By 1915, her record of discoveries was such that Henry Woodward, a trustee of a fund that had supported her, wrote to her of his vision: 'Only imagine the sensation you would make if you could walk down Piccadilly leading by a string your Pigmy Elephants, Hippopotami, Myotragus, Tortoises etc etc all in one long queue, the little Elephant blowing his trumpet, and the Hippopotamus wagging its tail.' (Her biographer adds that the procession might also have included all the unique squirrel-sized mice, voles, and shrews she had discovered.)

In 1915 Bate became a Christian Scientist, for reasons unknown but which her nephew suspected were connected to the shock of being disinherited by her parents in favour of her brother. Of illnesses, she had plenty, both during her travels (she suffered violently from sea-sickness) and at home.
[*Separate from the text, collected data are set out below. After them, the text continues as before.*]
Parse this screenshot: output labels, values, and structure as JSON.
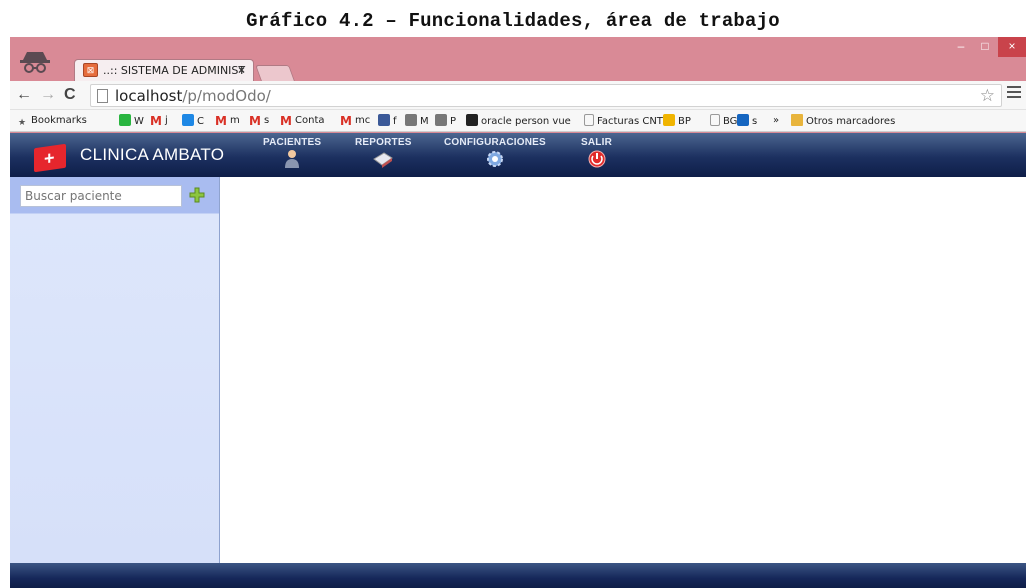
{
  "caption": "Gráfico 4.2 – Funcionalidades, área de trabajo",
  "browser": {
    "tab_title": "..:: SISTEMA DE ADMINIST",
    "tab_close": "×",
    "url_host": "localhost",
    "url_path": "/p/modOdo/",
    "window_controls": {
      "minimize": "–",
      "maximize": "□",
      "close": "×"
    },
    "bookmarks": [
      {
        "label": "Bookmarks",
        "icon": "star-icon",
        "color": "#555555"
      },
      {
        "label": "W",
        "icon": "whatsapp-icon",
        "color": "#2ab540"
      },
      {
        "label": "j",
        "icon": "gmail-icon",
        "color": "#d93025"
      },
      {
        "label": "C",
        "icon": "contacts-icon",
        "color": "#1e88e5"
      },
      {
        "label": "m",
        "icon": "gmail-icon",
        "color": "#d93025"
      },
      {
        "label": "s",
        "icon": "gmail-icon",
        "color": "#d93025"
      },
      {
        "label": "Conta",
        "icon": "gmail-icon",
        "color": "#d93025"
      },
      {
        "label": "mc",
        "icon": "gmail-icon",
        "color": "#d93025"
      },
      {
        "label": "f",
        "icon": "facebook-icon",
        "color": "#3b5998"
      },
      {
        "label": "M",
        "icon": "messenger-icon",
        "color": "#777777"
      },
      {
        "label": "P",
        "icon": "messenger-icon",
        "color": "#777777"
      },
      {
        "label": "oracle person vue",
        "icon": "pearson-icon",
        "color": "#222222"
      },
      {
        "label": "Facturas CNT",
        "icon": "page-icon",
        "color": "#999999"
      },
      {
        "label": "BP",
        "icon": "bank-icon",
        "color": "#f0b400"
      },
      {
        "label": "BG",
        "icon": "page-icon",
        "color": "#999999"
      },
      {
        "label": "s",
        "icon": "app-icon",
        "color": "#1565c0"
      },
      {
        "label": "»",
        "icon": "",
        "color": ""
      },
      {
        "label": "Otros marcadores",
        "icon": "folder-icon",
        "color": "#e8b43c"
      }
    ]
  },
  "app": {
    "name": "CLINICA AMBATO",
    "menu": [
      {
        "label": "PACIENTES",
        "icon": "patient-icon"
      },
      {
        "label": "REPORTES",
        "icon": "reports-icon"
      },
      {
        "label": "CONFIGURACIONES",
        "icon": "settings-gear-icon"
      },
      {
        "label": "SALIR",
        "icon": "power-icon"
      }
    ],
    "search_placeholder": "Buscar paciente",
    "colors": {
      "header": "#1c3060",
      "sidebar": "#d6e0f9",
      "sidebar_top": "#a9bcf0",
      "logo": "#e6262d",
      "browser_frame": "#d98a96"
    }
  }
}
Her career progressed, always under the friendly gaze of the Natural History Museum. In 1926, invited to Palestine, she excavated a cave on the northwest shores of the sea of Galilee. Field Marshall Lord Allenby considered that it was a duty incumbent on Britain, entrusted with the mandate for Palestine, to explore its antiquities. She moved on to excavations on Mount Carmel. The British Museum itself held a special exhibition to display her finds. In 1946, at the age of 68, she was invited to a conference in Nairobi and met Louis and Mary Leakey with whom she had an adventurous expedition to the Olduvai Gorge.

This biography is as much a history of archaeology and geology as of one intrepid woman. Schindler traces clearly the progress of knowledge from the era when the accepted view of the age of the planet changed from 6,000 to several million years. (It is, in fact, 4.6 billion.) It is also the story of the quest for the origins of Man and the zeal of archaeologists which led to the hoax of the Piltdown Man. This fabricated fossil, planted, then 'found' in gravel beds in Sussex, was considered, in 1912, to be one of the most momentous discoveries ever associated with the Natural History Museum.

In 1948 Bate was made officer in charge of the Tring Museum in Hertfordshire, an outpost where the Natural History Museum's collections had been evacuated during World War Two. She died of cancer in 1951, attended by her Christian Science healer. Her late award of formal status at the museum is one more piece of evidence (if more were needed) of the geological slowness of the acceptance of the idea that women are equal to men. When she received her promotion, her salary was set at '525 a year; her predecessor got '1,000 for the same job.